Isabelle St-Amand a contacté le fraudeur en demandant des précisions sur son fonctionnement. Il lui a répondu très rapidement :

« En fait, j'ai un contact chez expedia.ca. Ainsi, il offre 20% de rabais sur tous les vols/hotels/forfaits sur le site Internet. Je ne fais que passer la commande, et vous recevrez la confirmation ainsi que les billets via votre adresse email ».

Or, impossible de parler à ce mystérieux contact même en demandant des précisions ou des conseils sur les hôtels.

« Pour être honnête avec vous, mon contact chez expedia.ca n'est pas un agent. Nous n'avons donc aucune connaissance pour vous guider dans votre choix. Nous ne faisons que passer la commande. Les gens appellent parfois dans une agence de voyage pour avoir des informations et ensuite, réservent avec nous. C'est libre à vous! Vous pouvez comparer les prix aussi. Notre prix = le prix sur le site expedia.ca -20%! »

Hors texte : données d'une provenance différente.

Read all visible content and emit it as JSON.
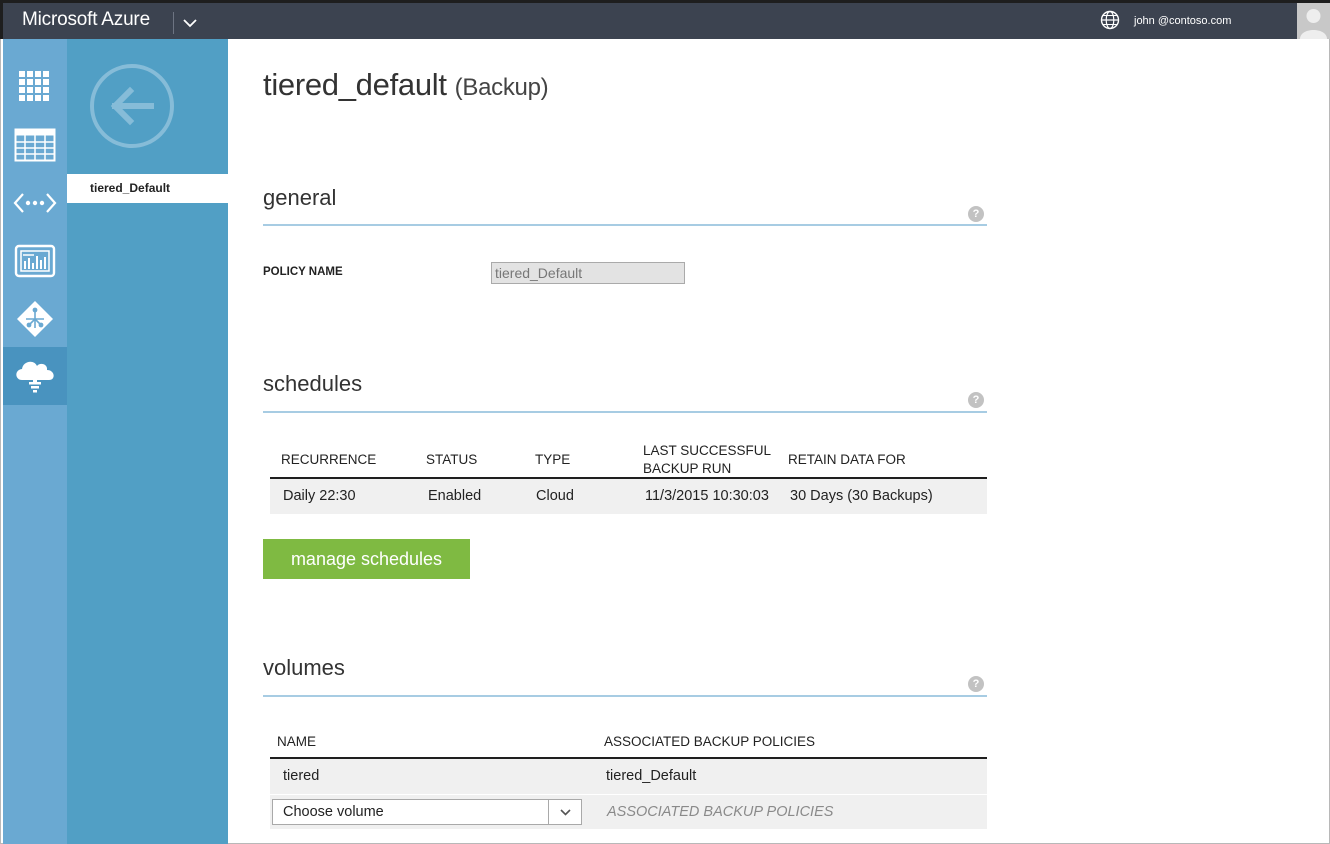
{
  "topbar": {
    "brand": "Microsoft Azure",
    "user_email": "john @contoso.com"
  },
  "icon_nav": {
    "items": [
      {
        "icon": "grid-icon"
      },
      {
        "icon": "table-icon"
      },
      {
        "icon": "code-dots-icon"
      },
      {
        "icon": "dashboard-icon"
      },
      {
        "icon": "network-diamond-icon"
      },
      {
        "icon": "cloud-storage-icon",
        "active": true
      }
    ]
  },
  "subnav": {
    "selected_item": "tiered_Default"
  },
  "page": {
    "title": "tiered_default",
    "subtitle": "(Backup)"
  },
  "general": {
    "title": "general",
    "help": "?",
    "policy_name_label": "POLICY NAME",
    "policy_name_value": "tiered_Default"
  },
  "schedules": {
    "title": "schedules",
    "help": "?",
    "columns": [
      "RECURRENCE",
      "STATUS",
      "TYPE",
      "LAST SUCCESSFUL BACKUP RUN",
      "RETAIN DATA FOR"
    ],
    "rows": [
      {
        "recurrence": "Daily 22:30",
        "status": "Enabled",
        "type": "Cloud",
        "last_run": "11/3/2015 10:30:03",
        "retain": "30 Days (30 Backups)"
      }
    ],
    "manage_button": "manage schedules"
  },
  "volumes": {
    "title": "volumes",
    "help": "?",
    "columns": [
      "NAME",
      "ASSOCIATED BACKUP POLICIES"
    ],
    "rows": [
      {
        "name": "tiered",
        "policies": "tiered_Default"
      }
    ],
    "choose_volume": "Choose volume",
    "policies_placeholder": "ASSOCIATED BACKUP POLICIES"
  },
  "colors": {
    "topbar": "#3c4350",
    "iconnav": "#6aa9d2",
    "subnav": "#519fc5",
    "accent_green": "#7fba42",
    "section_line": "#a7cce3"
  }
}
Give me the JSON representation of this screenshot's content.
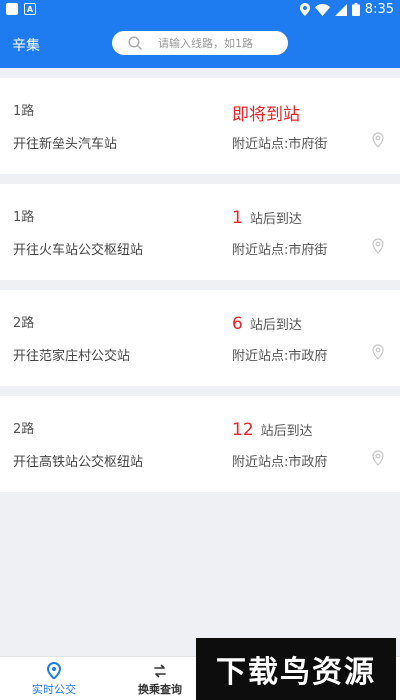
{
  "status_bar": {
    "time": "8:35"
  },
  "header": {
    "city": "辛集",
    "search_placeholder": "请输入线路，如1路"
  },
  "routes": [
    {
      "route": "1路",
      "destination": "开往新垒头汽车站",
      "eta_text": "即将到站",
      "nearby_label": "附近站点:市府街"
    },
    {
      "route": "1路",
      "destination": "开往火车站公交枢纽站",
      "eta_stops": "1",
      "eta_suffix": "站后到达",
      "nearby_label": "附近站点:市府街"
    },
    {
      "route": "2路",
      "destination": "开往范家庄村公交站",
      "eta_stops": "6",
      "eta_suffix": "站后到达",
      "nearby_label": "附近站点:市政府"
    },
    {
      "route": "2路",
      "destination": "开往高铁站公交枢纽站",
      "eta_stops": "12",
      "eta_suffix": "站后到达",
      "nearby_label": "附近站点:市政府"
    }
  ],
  "bottom_nav": {
    "realtime": "实时公交",
    "transfer": "换乘查询"
  },
  "watermark": "下载鸟资源",
  "colors": {
    "primary": "#1f7cf0",
    "eta_red": "#e8252b"
  }
}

Sans-titre-2.jpgL'identité de la victime a été masquée pour préserver son anonymat


Est-ce que la naïveté du client est à blâmer dans tout ça?

« Ils auraient quand même dû se douter que de transiger par texto et courriel et par virement bancaire c’est plutôt suspect mais bon... les gens épargnent, ils sont contents et ne doutent pas trop ».

La présidente de l'agence indique avoir des sentiments conflictuels, partagés entre la frustration, la peine d’avoir été flouée et la compassion pour les clients, eux aussi floués.

Refus de rembourser

Isabelle St-Amand est sans équivoque.

« Que ce soit clair : je n’ai pas remboursé les fournisseurs et je ne compte pas le faire. En acceptant de payer, j'admettrais une certaine forme de culpabilité, comme si la fraude était de ma faute ».

« Ce n'est pas à moi d'absorber cette fraude », déclare-t-elle. « Si toutes les agences devaient rembourser les transactions frauduleuses de leurs poches à coup de commissions de 8%, d’ici 15 ans, elles feraient toutes faillite ! Nous devons être protégés en tant que détenteur de permis d’agent de voyages et de conseillers en voyages, maintenant plus que jamais », ajoute-t-elle.

« Le FICAV protège les consommateurs, mais qui nous protège, nous, les agents de voyages? Nous sommes presque 11 000 à exercer ce métier au Québec ».

La porte demeure fermée du côté de son assurance, qui précise qu'aucune faute n'a été commise par l'agence Espace Voyages et que, conséquemment, une prime ne peut être versée. Idem du côté policier : « La police ne m'aide pas du tout. Ils ont demandé les documents, les preuves, mais ne font aucun suivi », indique-t-elle.

Elle juge que c'est au grossiste de s'équiper de systèmes protégeant mieux la totalité des intervenants concernés, déplorant le manque de rigueur de l'industrie et le flou juridique qui ne tranche pas clairement sur la situation.

« La fermeture de mon site transactionnel me cause des pertes à moi, certes, mais les fournisseurs perdent aussi des ventes. Tout le monde est perdant. Je ne vais pas appeler chez Visa ou Mastercard pour vérifier la véracité de mon client à chaque transaction, ça prend un système automatisé qui vérifie d’emblée pour protéger tant les fournisseurs que les agences, mais aussi les clients ».

« Il faut que les choses changent », conclut-elle. « J’irai au bout de cette histoire, en m’entourant des plus grands noms de notre domaine ».

Précision: Au moment de publier cet article, PAX a tenté à deux reprises de contacter les fournisseurs des deux transactions frauduleuses, sans succès.